Marketing measurement has become more complicated. Privacy regulations have reduced the availability of user-level tracking data, and the individual touchpoint data that multi-touch attribution (MTA) models rely on is increasingly difficult to collect reliably. As a result, many organisations are returning to Marketing Mix Modelling as their primary measurement approach. he challenge is that traditional MMM, while privacy-safe and channel-agnostic, operates at a level of aggregation that loses the granularity marketers need to make campaign-level decisions. You can see that TV is working, but not which campaign type or product group is driving the results.
Objective Platform developed the Holistic Marketing Model (HMM) to close this gap. HMM incorporates practices from MTA alongside traditional MMM, measuring performance at both channel and campaign levels while integrating business knowledge that neither approach captures alone. It is not a direct substitute for MTA, but it retains a level of granularity that makes it genuinely useful for performance marketing decisions.
Traditional MMM focuses on media channels: TV, paid search, social, display and so on. It tells you how each channel contributed to conversions or revenue. What it does not tell you is how non-media factors – pricing changes, seasonal demand, competitor activity, promotions or distribution shifts – affected those same outcomes. This matters because no marketing campaign operates in a vacuum. If a competitor drops their prices during your peak campaign period, your results will look different than if they had not. If you attribute all the uplift to your media spend without accounting for that, your model gives you a distorted picture. HMM incorporates both media and non-media factors into a single model. This shifts the measurement from a media reporting tool into a genuine source of truth for business performance. Once you understand all the factors driving your outcomes, you can make decisions based on what is actually happening rather than what your media dashboard shows.
Standard MMM attributes value at the channel level and treats variations within a channel as unrelated. It can only estimate the impact of a single campaign at a time, which limits how much you can learn from it. What you cannot easily see is which product group, campaign type or individual campaign was responsible for that performance. The obvious solution – adding more variables to the model – creates a different problem. The more variables you add, the greater the risk of overfitting: a model that fits historical data very well but loses its ability to predict accurately. You solve one problem and create another.

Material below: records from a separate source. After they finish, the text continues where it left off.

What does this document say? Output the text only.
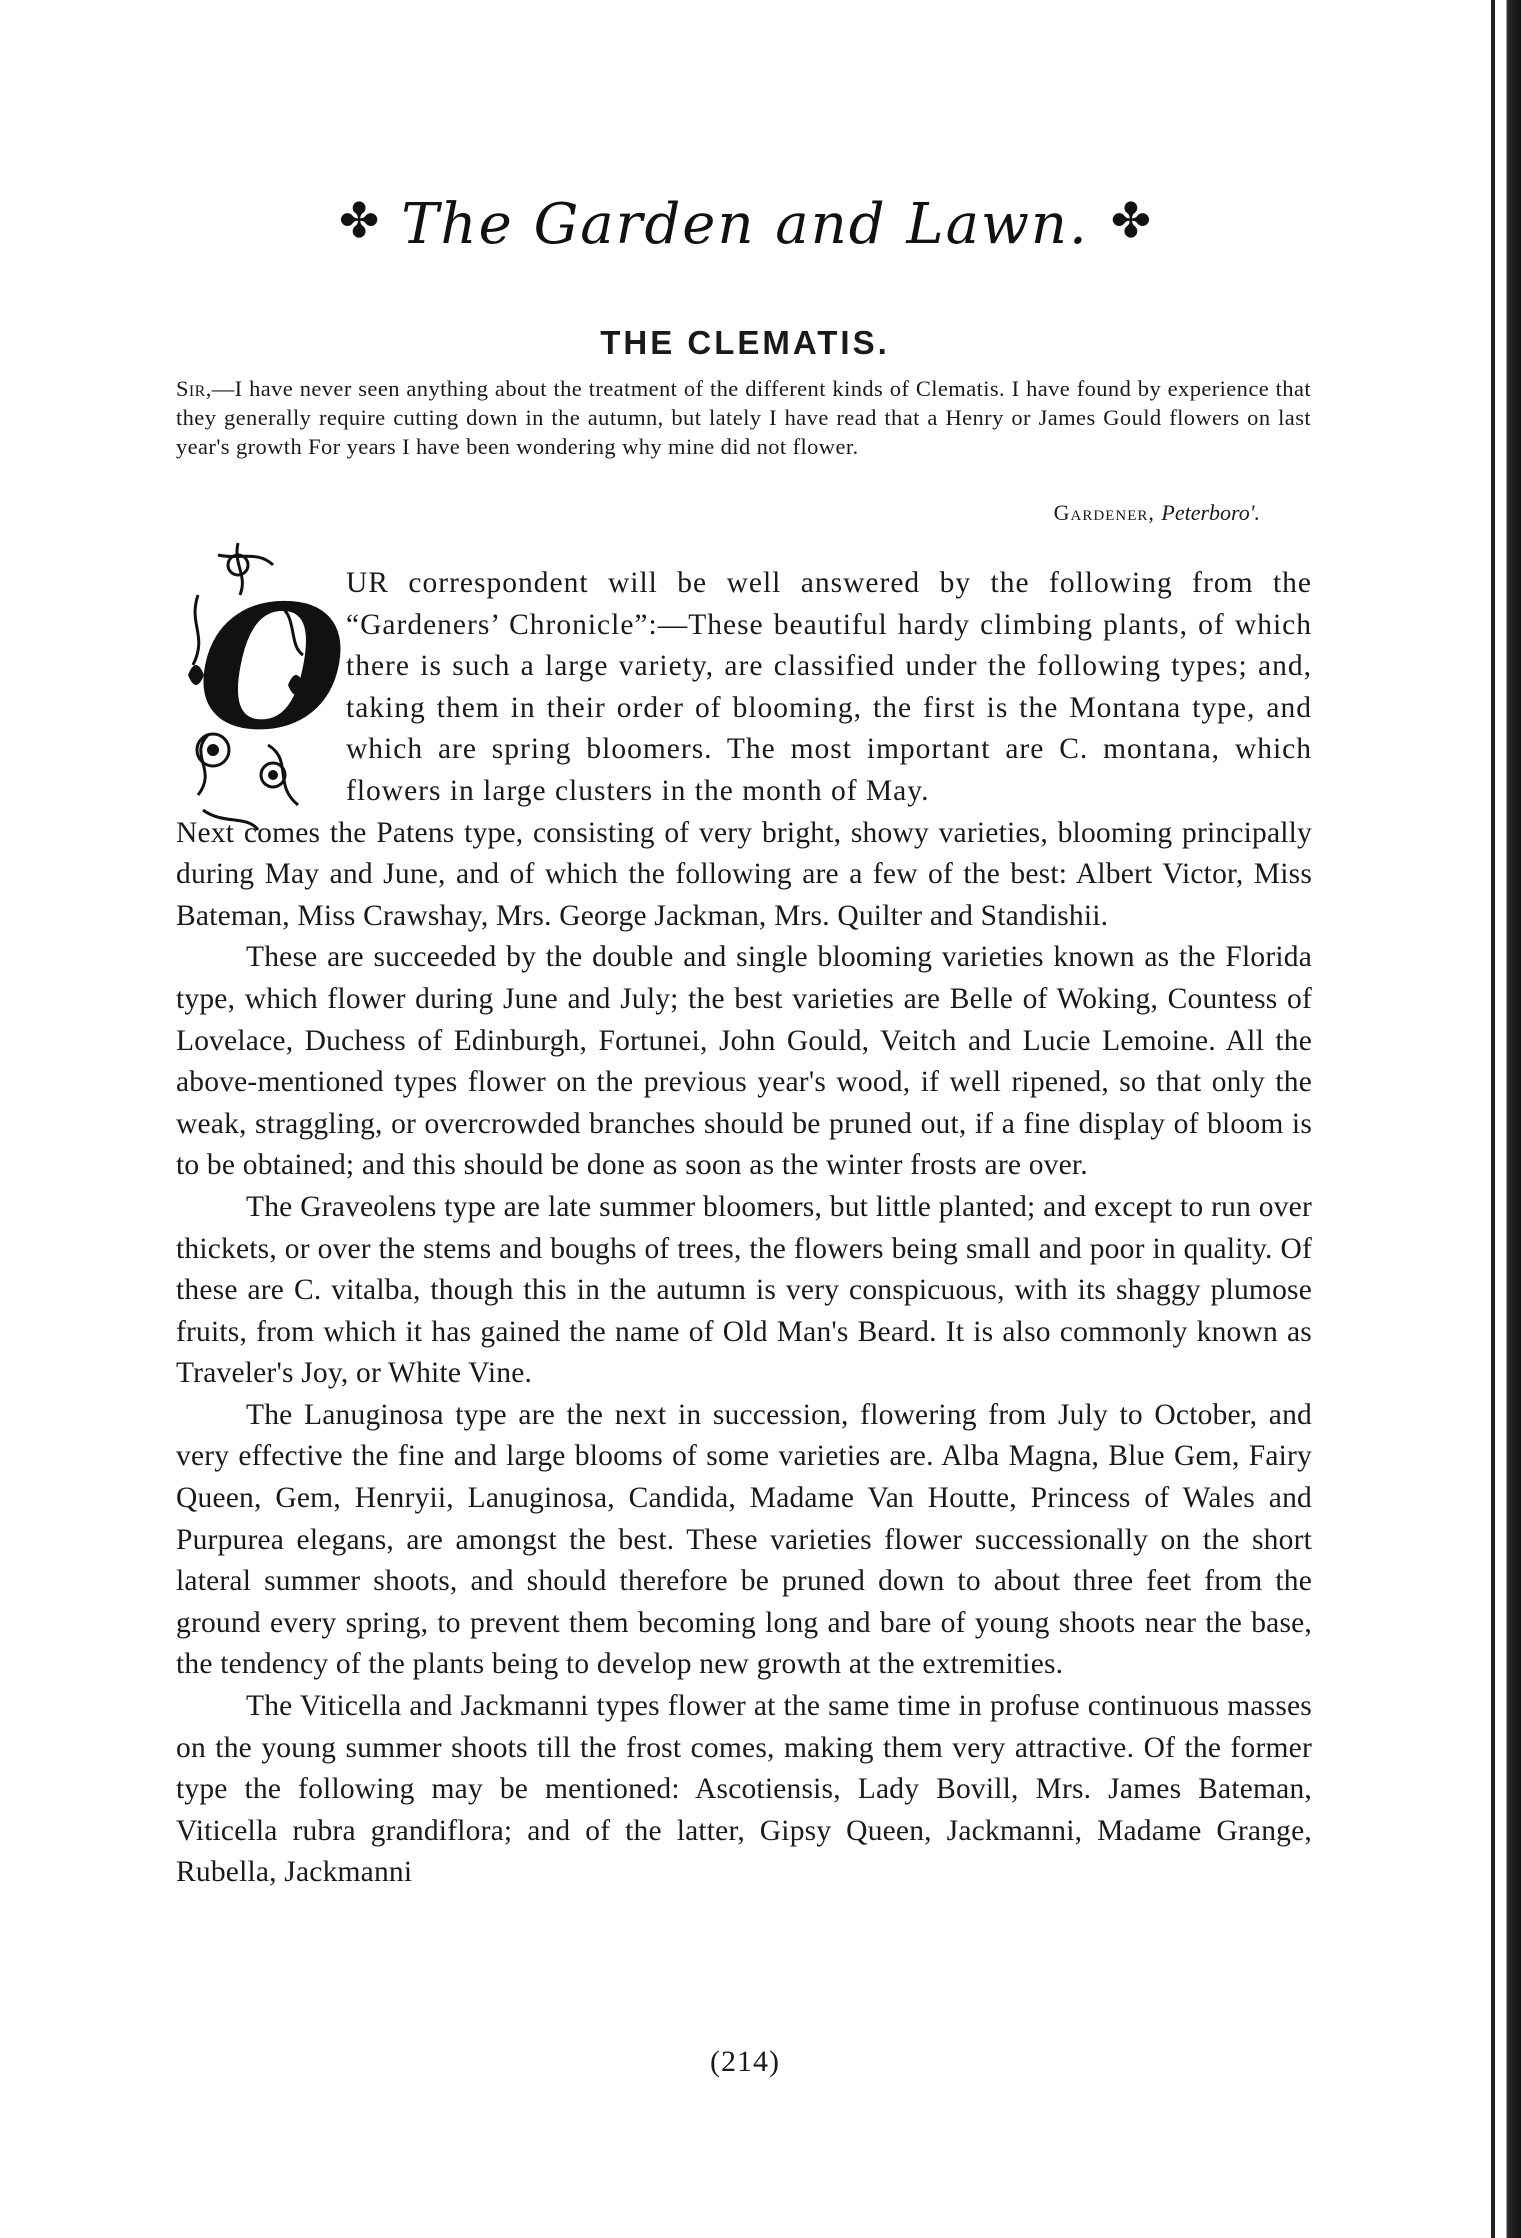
✤ The Garden and Lawn. ✤
THE CLEMATIS.
Sir,—I have never seen anything about the treatment of the different kinds of Clematis. I have found by experience that they generally require cutting down in the autumn, but lately I have read that a Henry or James Gould flowers on last year's growth For years I have been wondering why mine did not flower.
Gardener, Peterboro'.
O UR correspondent will be well answered by the following from the “Gardeners’ Chronicle”:—These beautiful hardy climbing plants, of which there is such a large variety, are classified under the following types; and, taking them in their order of blooming, the first is the Montana type, and which are spring bloomers. The most important are C. montana, which flowers in large clusters in the month of May.

Next comes the Patens type, consisting of very bright, showy varieties, blooming principally during May and June, and of which the following are a few of the best: Albert Victor, Miss Bateman, Miss Crawshay, Mrs. George Jackman, Mrs. Quilter and Standishii.

These are succeeded by the double and single blooming varieties known as the Florida type, which flower during June and July; the best varieties are Belle of Woking, Countess of Lovelace, Duchess of Edinburgh, Fortunei, John Gould, Veitch and Lucie Lemoine. All the above-mentioned types flower on the previous year's wood, if well ripened, so that only the weak, straggling, or overcrowded branches should be pruned out, if a fine display of bloom is to be obtained; and this should be done as soon as the winter frosts are over.

The Graveolens type are late summer bloomers, but little planted; and except to run over thickets, or over the stems and boughs of trees, the flowers being small and poor in quality. Of these are C. vitalba, though this in the autumn is very conspicuous, with its shaggy plumose fruits, from which it has gained the name of Old Man's Beard. It is also commonly known as Traveler's Joy, or White Vine.

The Lanuginosa type are the next in succession, flowering from July to October, and very effective the fine and large blooms of some varieties are. Alba Magna, Blue Gem, Fairy Queen, Gem, Henryii, Lanuginosa, Candida, Madame Van Houtte, Princess of Wales and Purpurea elegans, are amongst the best. These varieties flower successionally on the short lateral summer shoots, and should therefore be pruned down to about three feet from the ground every spring, to prevent them becoming long and bare of young shoots near the base, the tendency of the plants being to develop new growth at the extremities.

The Viticella and Jackmanni types flower at the same time in profuse continuous masses on the young summer shoots till the frost comes, making them very attractive. Of the former type the following may be mentioned: Ascotiensis, Lady Bovill, Mrs. James Bateman, Viticella rubra grandiflora; and of the latter, Gipsy Queen, Jackmanni, Madame Grange, Rubella, Jackmanni

(214)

HMM resolves this with a media hierarchy approach. Rather than treating each campaign as a separate variable, the model is trained to understand the relationship between campaigns, campaign types, channels and communication goals. This hierarchy allows the model to become progressively more granular without the instability that comes from simply adding variables. The result is campaign-level insight within a model that remains statistically reliable.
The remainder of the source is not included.